More details emerge on GuarantCo, SocGen XOF37.8bn loan in Benin and Togo
GuarantCo has provided a 70% partial credit guarantee on Societe Generale’s XOF37.8 billion ($63 million) borrowing base for Spiro’s EV bike fleet in the two firms’ third – and fastest yet – partnership.
The loan will support the financing of Spiro’s fleet of electric motorbikes as well as the associated batteries and swap stations in Benin and Togo. For business and operational purposes, the loan has been sliced into two tranches of XOF21 billion ($35 million) and XOF16.8 billion ($27.9 million). The loan has a medium-term length which was confirmed as fitting the economic life and payback period of Spiro’s assets.
Deal origination was relatively quick in comparison to GuarantCo’s typical deal lengths which can last two-three years due to the complexity of deal structuration and due diligence requirements.
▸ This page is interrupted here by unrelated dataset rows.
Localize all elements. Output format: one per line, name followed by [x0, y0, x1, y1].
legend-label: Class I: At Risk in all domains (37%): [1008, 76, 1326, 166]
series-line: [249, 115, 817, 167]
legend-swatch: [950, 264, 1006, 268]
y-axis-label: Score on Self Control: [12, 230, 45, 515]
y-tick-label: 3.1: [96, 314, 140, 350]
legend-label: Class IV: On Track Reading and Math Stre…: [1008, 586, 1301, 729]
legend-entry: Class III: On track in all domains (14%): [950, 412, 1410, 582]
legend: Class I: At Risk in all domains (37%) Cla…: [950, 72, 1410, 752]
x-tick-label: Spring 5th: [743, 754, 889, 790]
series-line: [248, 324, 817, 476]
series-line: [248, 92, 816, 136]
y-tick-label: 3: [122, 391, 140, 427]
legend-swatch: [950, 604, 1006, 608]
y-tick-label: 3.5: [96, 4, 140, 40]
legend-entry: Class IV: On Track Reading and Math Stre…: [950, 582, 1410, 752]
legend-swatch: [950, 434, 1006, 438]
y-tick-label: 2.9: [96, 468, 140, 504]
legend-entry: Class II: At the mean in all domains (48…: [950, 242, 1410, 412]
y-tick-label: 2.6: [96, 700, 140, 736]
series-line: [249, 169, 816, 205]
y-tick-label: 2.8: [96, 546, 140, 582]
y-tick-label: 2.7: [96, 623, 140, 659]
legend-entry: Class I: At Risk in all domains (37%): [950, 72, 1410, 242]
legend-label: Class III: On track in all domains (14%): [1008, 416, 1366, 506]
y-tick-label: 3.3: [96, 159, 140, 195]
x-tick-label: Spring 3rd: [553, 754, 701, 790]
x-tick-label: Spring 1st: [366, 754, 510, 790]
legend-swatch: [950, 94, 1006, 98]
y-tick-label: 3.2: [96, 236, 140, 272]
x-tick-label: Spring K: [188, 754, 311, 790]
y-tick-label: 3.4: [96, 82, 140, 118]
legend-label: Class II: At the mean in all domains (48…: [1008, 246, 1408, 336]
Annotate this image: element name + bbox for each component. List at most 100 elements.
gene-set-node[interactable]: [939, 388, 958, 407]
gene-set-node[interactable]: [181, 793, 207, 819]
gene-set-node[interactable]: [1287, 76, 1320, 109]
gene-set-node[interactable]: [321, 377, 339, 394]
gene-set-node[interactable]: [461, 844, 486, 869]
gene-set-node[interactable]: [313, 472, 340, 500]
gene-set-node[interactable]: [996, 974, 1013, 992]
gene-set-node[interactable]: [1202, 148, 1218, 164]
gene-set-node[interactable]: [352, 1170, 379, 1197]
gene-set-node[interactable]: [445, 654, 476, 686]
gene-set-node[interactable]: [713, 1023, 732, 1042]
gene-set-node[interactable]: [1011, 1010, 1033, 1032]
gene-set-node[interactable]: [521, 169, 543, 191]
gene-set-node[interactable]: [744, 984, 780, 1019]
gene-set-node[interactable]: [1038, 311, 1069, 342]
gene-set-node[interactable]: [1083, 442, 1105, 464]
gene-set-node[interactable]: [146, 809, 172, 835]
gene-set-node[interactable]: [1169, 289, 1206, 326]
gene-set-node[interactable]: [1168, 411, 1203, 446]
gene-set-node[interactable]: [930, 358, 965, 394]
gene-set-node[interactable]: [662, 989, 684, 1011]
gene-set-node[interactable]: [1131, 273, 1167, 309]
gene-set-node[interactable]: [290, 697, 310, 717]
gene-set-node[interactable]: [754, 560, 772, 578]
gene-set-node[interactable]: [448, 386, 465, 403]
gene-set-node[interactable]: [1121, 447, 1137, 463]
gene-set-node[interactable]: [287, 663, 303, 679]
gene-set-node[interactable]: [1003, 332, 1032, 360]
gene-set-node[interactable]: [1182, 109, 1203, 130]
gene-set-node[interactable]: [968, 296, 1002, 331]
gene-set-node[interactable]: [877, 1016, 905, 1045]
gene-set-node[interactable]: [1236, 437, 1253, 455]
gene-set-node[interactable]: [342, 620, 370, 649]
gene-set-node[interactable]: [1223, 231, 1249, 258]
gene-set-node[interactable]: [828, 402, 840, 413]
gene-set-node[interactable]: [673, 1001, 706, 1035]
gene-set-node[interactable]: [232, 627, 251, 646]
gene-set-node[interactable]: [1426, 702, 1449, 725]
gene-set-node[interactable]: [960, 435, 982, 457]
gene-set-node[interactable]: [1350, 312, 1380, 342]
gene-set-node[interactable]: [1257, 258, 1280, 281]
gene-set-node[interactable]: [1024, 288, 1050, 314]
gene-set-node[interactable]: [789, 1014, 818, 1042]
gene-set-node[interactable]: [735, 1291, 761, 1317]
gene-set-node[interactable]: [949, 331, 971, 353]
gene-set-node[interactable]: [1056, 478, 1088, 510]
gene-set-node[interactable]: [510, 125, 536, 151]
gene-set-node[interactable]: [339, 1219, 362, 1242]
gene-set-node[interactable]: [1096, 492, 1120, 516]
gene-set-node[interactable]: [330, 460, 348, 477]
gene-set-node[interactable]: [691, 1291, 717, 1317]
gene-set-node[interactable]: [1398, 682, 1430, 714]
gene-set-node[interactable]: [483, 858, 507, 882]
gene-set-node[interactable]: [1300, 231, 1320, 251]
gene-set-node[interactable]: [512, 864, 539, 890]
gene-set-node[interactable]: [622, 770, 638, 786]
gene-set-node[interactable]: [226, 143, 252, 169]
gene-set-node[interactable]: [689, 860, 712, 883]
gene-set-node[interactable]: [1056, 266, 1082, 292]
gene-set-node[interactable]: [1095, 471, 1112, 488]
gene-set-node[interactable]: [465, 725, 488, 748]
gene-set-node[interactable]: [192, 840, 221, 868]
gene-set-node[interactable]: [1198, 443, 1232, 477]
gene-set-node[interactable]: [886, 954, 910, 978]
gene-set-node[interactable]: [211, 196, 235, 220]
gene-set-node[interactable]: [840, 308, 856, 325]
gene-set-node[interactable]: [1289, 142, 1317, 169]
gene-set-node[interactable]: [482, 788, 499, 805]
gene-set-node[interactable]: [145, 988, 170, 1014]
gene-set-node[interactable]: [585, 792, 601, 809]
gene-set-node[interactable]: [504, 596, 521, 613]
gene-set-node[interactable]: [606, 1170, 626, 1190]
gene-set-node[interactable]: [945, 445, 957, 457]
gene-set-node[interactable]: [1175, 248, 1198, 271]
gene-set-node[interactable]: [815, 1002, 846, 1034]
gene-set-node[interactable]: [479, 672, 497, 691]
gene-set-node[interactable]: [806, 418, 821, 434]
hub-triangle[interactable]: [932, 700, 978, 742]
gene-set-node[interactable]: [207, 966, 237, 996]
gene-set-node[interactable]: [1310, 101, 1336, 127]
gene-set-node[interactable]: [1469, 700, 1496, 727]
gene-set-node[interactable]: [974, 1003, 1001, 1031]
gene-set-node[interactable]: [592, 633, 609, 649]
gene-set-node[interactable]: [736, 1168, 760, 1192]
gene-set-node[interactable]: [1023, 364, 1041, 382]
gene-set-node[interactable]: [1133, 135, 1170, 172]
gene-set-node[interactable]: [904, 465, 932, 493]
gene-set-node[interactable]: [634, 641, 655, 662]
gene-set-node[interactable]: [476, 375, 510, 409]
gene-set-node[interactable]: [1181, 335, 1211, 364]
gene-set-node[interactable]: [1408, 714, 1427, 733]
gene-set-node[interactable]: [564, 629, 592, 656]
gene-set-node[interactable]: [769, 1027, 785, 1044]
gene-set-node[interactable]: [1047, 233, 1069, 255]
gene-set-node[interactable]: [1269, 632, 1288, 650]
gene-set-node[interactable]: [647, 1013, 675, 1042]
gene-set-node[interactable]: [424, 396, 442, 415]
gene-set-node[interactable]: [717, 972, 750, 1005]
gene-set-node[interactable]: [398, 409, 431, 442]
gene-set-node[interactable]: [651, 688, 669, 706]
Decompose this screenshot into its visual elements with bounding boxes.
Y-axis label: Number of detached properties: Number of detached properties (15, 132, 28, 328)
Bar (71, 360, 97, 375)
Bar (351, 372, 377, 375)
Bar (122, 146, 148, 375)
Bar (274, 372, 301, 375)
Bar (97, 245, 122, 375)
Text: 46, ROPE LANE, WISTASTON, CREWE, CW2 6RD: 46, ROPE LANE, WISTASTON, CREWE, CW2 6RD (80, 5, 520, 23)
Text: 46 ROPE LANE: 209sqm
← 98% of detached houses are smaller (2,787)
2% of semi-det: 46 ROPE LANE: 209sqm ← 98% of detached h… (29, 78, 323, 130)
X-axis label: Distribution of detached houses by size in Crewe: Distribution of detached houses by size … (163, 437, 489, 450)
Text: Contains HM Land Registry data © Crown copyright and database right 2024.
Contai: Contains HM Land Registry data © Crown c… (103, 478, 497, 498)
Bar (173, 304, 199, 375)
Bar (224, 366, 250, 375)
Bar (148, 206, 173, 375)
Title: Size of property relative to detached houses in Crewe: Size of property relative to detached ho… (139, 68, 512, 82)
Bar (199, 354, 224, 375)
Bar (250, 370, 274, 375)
A source close to the project confirmed that the transaction was one of the quickest they had ever worked on at the DFI – a result of the relationship the two firm’s have built from past projects including the GreenYellow solar park in Madagascar and the toll plaza IPP in Cameroon.
There are already several more partnership projects in the pipeline in countries where Societe Generale is active. This latest deal has shown that the DFI is capable of delivering replicability as well as innovation, and speeding up its structuration time.